ゲーテの言葉に、「どうして遠くへさすらう? 素晴らしいものがこんなに身近に(あるのに)!」というのがあります。それに倣い、天気の良い日が続いたので、シュヴァーベン地方の旧跡名所を回ってみることにしました。まず、シュトゥットガルトから車で約1時間ほど離れたホーエンツォレルン城に行ってきました。
ホーエンツォレルン城の外観
数十キロも手前から、もうお城がはっきりと見えてきました。平地に突如現れた小高い山に、お城の建造物が威風堂々とそびえ立っています。尖塔がいくつもあり、どこかドラマチックで、ディズニーランドのシンデレラ城を想起させるような佇まいです。自家用車やバスなどで9合目辺りの駐車場まで行き、駐車場からはお城へとひたすら急な坂を上りました。門をくぐった後も、道路がらせん状に上に伸びて行き、ようやく中庭に到着。するとそこは平らな展望台になっていて、周りに高い山がほとんどないため、どこまでも広がる素晴らしい景色が望めました。
展望台からの眺め
ホーエンツォレルン城はホーエンツォレルン家の居城で、欧州の三大王家の1つとされ、前身であるツォレルン家も含めると、その歴史は今日までに約1000年に上ります。

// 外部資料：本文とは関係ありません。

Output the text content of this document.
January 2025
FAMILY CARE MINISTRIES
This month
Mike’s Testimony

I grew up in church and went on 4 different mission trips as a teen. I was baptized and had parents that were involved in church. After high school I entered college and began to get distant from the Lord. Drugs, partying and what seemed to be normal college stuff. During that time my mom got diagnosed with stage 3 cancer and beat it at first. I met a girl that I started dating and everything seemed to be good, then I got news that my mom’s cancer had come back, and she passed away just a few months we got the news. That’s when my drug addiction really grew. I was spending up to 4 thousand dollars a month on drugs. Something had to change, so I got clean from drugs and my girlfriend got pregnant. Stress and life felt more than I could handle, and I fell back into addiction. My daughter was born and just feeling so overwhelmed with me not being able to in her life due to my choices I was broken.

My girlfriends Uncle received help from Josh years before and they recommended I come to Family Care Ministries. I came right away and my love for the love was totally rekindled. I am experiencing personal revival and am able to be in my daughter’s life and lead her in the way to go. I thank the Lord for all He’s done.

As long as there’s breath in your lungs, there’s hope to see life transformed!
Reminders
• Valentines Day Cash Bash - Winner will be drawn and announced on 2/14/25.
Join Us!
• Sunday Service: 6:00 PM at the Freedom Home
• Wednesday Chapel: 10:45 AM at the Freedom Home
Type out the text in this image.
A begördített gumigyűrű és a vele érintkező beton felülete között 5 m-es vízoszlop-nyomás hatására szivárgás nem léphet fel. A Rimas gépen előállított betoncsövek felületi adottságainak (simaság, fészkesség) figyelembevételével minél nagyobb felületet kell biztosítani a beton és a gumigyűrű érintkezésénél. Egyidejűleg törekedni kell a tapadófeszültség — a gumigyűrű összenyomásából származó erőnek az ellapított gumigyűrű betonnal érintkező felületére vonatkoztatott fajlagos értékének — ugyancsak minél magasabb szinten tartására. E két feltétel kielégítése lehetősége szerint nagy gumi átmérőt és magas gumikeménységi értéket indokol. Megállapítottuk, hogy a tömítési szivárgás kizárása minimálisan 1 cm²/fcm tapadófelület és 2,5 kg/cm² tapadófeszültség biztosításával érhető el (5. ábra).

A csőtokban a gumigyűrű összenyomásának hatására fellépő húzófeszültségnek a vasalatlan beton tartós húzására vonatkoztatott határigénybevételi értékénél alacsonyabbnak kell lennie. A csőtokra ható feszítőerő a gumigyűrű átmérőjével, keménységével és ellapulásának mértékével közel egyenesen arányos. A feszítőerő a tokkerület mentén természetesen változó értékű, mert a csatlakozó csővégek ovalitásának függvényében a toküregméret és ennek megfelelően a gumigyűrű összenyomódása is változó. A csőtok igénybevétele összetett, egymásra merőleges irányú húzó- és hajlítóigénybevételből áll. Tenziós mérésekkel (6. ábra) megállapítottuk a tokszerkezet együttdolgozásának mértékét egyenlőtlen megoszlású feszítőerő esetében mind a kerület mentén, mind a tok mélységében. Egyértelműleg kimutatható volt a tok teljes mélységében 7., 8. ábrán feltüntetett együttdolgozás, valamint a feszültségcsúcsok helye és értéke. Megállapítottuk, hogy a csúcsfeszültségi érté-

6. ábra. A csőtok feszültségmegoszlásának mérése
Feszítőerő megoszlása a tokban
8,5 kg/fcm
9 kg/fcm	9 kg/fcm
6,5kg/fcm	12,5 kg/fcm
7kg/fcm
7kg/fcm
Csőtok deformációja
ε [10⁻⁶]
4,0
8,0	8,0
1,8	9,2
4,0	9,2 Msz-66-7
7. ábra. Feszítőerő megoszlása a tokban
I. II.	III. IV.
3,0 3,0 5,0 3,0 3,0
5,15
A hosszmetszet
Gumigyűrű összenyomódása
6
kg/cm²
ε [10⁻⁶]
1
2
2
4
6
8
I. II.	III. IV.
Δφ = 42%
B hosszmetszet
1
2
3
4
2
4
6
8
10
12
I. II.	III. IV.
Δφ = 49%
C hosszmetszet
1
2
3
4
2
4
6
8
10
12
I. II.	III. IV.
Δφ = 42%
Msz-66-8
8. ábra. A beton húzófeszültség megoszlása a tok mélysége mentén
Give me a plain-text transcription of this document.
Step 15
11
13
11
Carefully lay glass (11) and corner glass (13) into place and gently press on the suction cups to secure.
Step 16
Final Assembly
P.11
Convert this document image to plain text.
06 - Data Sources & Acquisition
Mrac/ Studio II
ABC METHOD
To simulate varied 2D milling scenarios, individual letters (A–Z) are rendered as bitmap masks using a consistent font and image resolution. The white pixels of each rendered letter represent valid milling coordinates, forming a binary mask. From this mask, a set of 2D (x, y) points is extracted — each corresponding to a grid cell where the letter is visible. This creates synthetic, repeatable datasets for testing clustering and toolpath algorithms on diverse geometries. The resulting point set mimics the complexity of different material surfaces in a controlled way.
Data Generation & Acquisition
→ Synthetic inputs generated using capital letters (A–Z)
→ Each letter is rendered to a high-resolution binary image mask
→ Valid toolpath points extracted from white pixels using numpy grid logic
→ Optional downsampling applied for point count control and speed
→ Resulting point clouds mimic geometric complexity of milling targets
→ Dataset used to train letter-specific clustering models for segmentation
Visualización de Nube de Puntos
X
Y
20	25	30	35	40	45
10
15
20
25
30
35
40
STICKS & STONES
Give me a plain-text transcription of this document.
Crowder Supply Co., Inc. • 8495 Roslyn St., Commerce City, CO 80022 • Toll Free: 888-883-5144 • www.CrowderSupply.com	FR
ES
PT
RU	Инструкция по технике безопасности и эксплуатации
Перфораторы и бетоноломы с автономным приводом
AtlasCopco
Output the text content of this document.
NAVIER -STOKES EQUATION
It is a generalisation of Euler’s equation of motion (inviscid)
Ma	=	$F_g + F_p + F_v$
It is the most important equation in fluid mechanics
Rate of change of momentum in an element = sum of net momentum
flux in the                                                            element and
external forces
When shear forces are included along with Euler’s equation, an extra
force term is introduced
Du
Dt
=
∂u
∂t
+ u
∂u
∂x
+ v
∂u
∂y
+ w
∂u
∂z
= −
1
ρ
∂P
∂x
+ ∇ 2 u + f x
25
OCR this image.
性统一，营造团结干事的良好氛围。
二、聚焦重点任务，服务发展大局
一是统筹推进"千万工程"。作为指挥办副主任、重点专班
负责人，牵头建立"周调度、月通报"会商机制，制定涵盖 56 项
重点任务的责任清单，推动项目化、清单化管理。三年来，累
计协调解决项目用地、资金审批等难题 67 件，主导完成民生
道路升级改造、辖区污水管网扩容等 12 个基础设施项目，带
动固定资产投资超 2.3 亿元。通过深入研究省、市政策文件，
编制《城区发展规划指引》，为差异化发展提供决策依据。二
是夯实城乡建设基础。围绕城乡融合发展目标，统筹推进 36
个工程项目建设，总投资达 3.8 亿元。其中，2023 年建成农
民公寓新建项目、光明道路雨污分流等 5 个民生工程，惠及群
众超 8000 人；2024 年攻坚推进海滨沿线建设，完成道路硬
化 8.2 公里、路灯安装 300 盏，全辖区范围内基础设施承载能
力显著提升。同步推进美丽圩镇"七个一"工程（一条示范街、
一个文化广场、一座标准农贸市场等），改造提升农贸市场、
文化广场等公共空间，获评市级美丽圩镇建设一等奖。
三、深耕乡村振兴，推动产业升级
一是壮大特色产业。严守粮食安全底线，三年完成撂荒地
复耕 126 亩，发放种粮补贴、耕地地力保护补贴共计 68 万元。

このお城は、今なおドイツ最後の皇帝ヴィルヘルム2世の直系子孫が所有しており、クリスマスなどの時期になると、しばしば晩餐会などの行事が行われるそうです。
城内の一部をガイドツアーで見学しました。家系樹の間、大広間、辺境伯の間、王女の青の部屋、王冠や武器の展示室……と、どの部屋も立派で、まさに映画に出てくるような貴族の館です。そして、窓の外の風景も信じられないほど壮大で、まるで空を飛んでいるかのようでした。
この山に最初にお城ができたのは11世紀です。幾度かの所有者の交代や建て替えを経て、18世紀の半ばまで使用されていましたが、1789年にオーストリアによって占領されて以降は荒廃してしまいました。そして1819年、フリードリヒ・ヴィルヘルム4世が自分のルーツでもある荒城を訪れ、美しい夕日に感動し、再建を誓ったのです。それから半世紀の年月を経て、壮麗なホーエンツォレルン城の姿がよみがえりました。皆さんもシュトゥットガルトに滞在されたら、ぜひ訪れてみてください。
シュトゥットガルトから公共交通機関を利用して日帰りで行くことも可能(片道約2時間)。電車でテュービンゲンへ行き、そこから乗り換えてヘッヒンゲンで降り、300番バスでホーエンツォレルン城行きに乗ります。入場料5ユーロ、城内ガイドツアー付き(独英)は10ユーロ。